| Polícia Civil/Divulgação |
| Pista: veículo foi encontrado abandonado com vestígios de sangue e um par de sapatilhas |
A Polícia Civil identificou o homem que agrediu violentamente uma mulher de 32 anos, encontrada nua e amarrada às margens da rodovia Cezário José de Castilho (SP-321), a Bauru-Arealva, há pouco mais de uma semana. O autor, um lavrador de 40 anos, morador de Itápolis, se apresentou na Central de Polícia Judiciária (CPJ) e argumentou que agiu em legítima defesa, versão que a vítima nega.
Como a polícia ainda aguarda laudos para definir por quais crimes o homem irá responder, ele segue sob investigação em liberdade. Em razão disso, o nome dele não será divulgado pela reportagem.
Conforme o JC noticiou, a vítima foi encontrada caída, sem roupas, com as mãos amarradas para trás e ferimentos graves no crânio, na madrugada do dia 29 de dezembro, na altura do quilômetro 353, próximo à saída para o Moussa Tobias. Horas antes, a pouco menos de três quilômetros de distância, a polícia já havia localizado um Gol abandonado, com manchas de sangue e um par de sapatilhas femininas em seu interior. No carro, estavam, ainda, dois cães de porte médio, sem raça definida.
Já considerando a possibilidade de ligação entre as ocorrências, a Delegacia de Investigações Gerais (DIG) iniciou as apurações e conseguiu identificar o dono do automóvel. Em contato com a esposa dele, em Itápolis, ela confirmou que o veículo, assim como os cães – que foram encaminhados uma ONG de proteção animal, pertenciam ao marido.
“Ela afirmou que, naquela noite, ele estava retornando de Ubirajara, onde havia terminado um serviço em uma propriedade rural, para Itápolis. E que ele ligou para ela dizendo que havia tido um contratempo em Bauru e que iria se atrasar”, detalha o delegado Kleber Granja, titular da DIG.
Legítima defesa
Na última segunda, o homem finalmente se apresentou na CPJ, alegando que conheceu a mulher, que estaria na companhia de um rapaz, em um posto de combustíveis de Bauru, onde o lavrador teria parado na noite do dia 28 de dezembro. “Os três teriam decidido consumir drogas e foram até um ponto de tráfico no Núcleo Fortunato Rocha Lima. Depois, ainda de acordo com a versão dele, seguiram até a região do aeroporto”, detalha.

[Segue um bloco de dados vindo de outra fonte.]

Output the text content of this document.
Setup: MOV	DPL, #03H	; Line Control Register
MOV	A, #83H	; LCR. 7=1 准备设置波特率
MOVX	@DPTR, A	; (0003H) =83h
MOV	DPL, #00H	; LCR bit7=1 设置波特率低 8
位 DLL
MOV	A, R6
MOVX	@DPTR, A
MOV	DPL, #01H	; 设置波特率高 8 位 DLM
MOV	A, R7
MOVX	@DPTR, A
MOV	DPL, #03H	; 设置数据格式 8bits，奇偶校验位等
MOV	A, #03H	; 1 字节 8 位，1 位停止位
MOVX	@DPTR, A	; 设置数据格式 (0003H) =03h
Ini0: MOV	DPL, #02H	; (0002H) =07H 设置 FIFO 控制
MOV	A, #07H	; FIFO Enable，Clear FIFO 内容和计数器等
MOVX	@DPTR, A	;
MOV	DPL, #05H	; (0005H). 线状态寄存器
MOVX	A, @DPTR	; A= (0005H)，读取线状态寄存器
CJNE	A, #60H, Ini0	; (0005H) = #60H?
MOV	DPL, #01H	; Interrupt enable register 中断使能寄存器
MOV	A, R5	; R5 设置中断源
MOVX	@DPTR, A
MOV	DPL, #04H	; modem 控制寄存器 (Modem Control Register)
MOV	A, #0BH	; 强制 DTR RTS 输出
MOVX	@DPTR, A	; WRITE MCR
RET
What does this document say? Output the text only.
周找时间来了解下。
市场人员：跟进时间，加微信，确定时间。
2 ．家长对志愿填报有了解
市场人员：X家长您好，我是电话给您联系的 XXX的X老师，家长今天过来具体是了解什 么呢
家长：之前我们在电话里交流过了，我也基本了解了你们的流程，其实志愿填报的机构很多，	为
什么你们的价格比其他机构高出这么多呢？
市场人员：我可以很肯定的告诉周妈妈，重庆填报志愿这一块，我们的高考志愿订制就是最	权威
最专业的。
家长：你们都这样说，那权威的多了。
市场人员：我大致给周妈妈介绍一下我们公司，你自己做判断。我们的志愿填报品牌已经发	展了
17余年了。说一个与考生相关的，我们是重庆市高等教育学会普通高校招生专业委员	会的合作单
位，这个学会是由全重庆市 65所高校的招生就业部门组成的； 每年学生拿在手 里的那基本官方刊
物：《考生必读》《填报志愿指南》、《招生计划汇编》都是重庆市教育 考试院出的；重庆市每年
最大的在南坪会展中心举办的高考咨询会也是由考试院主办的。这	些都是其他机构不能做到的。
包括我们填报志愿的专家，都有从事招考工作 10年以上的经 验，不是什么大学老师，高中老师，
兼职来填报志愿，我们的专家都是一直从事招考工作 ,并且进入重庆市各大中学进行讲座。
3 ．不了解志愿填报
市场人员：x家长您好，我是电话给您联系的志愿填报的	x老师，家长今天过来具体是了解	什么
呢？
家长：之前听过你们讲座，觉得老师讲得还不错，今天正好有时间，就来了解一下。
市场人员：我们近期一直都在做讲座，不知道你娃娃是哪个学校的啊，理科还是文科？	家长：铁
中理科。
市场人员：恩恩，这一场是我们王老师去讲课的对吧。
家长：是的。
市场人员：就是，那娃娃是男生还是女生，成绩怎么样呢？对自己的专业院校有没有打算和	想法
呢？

No local, o homem relatou que usou drogas com o casal no carro e, quando saiu para urinar, percebeu que estava sem a carteira, que continha R$ 1.230,00 em dinheiro e R$ 1.080 em cheques, valores recebidos pelo trabalho em Ubirajara. Ao retornar ao Gol, o rapaz fugiu e a mulher, ainda no veículo, teria tentado feri-lo com um objeto pontiagudo.
“Houve luta corporal dentro do carro. Ele diz que, em dado momento, acabou rasgando o vestido da mulher, que não estaria usando roupas íntimas. Ele alega que a amarrou e a deixou na rodovia para tentar localizar o rapaz que supostamente teria fugido com sua carteira e, ao retornar para levar a mulher para a polícia, viu luzes próximas e decidiu fugir”, completa Granja. Ao tentar escapar, o lavrador não teria conseguido dar partida no Gol e o abandonou.
Versão da vítima
Depois de se recuperar no Hospital de Base de Bauru, a mulher de 32 anos recebeu alta no dia 3 de janeiro, quando prestou depoimento na CPJ. À polícia, ela relatou ser garota de programa e disse ter sido abordada pelo lavrador na região do Núcleo Fortunato Rocha Lima, na noite do dia 28 de dezembro, para um encontro sexual.
Segundo ela, o programa não chegou a acontecer porque o homem a acusou de ter furtado sua carteira, crime que ela nega ter cometido. “Neste momento, segundo ela, ele teria começado a espancá-la violentamente. Durante horas, ela teria ficado amarrada, nua e com a cabeça sangrando”, comenta o delegado Kleber Granja.
Ele afirma que a vítima não confirmou se foi violentada sexualmente. Agora, a DIG aguarda o resultado de laudos periciais, que devem ser divulgados dentro de 30 dias, para confirmar eventual prática de estupro e precisar a gravidade das lesões sofridas pela mulher.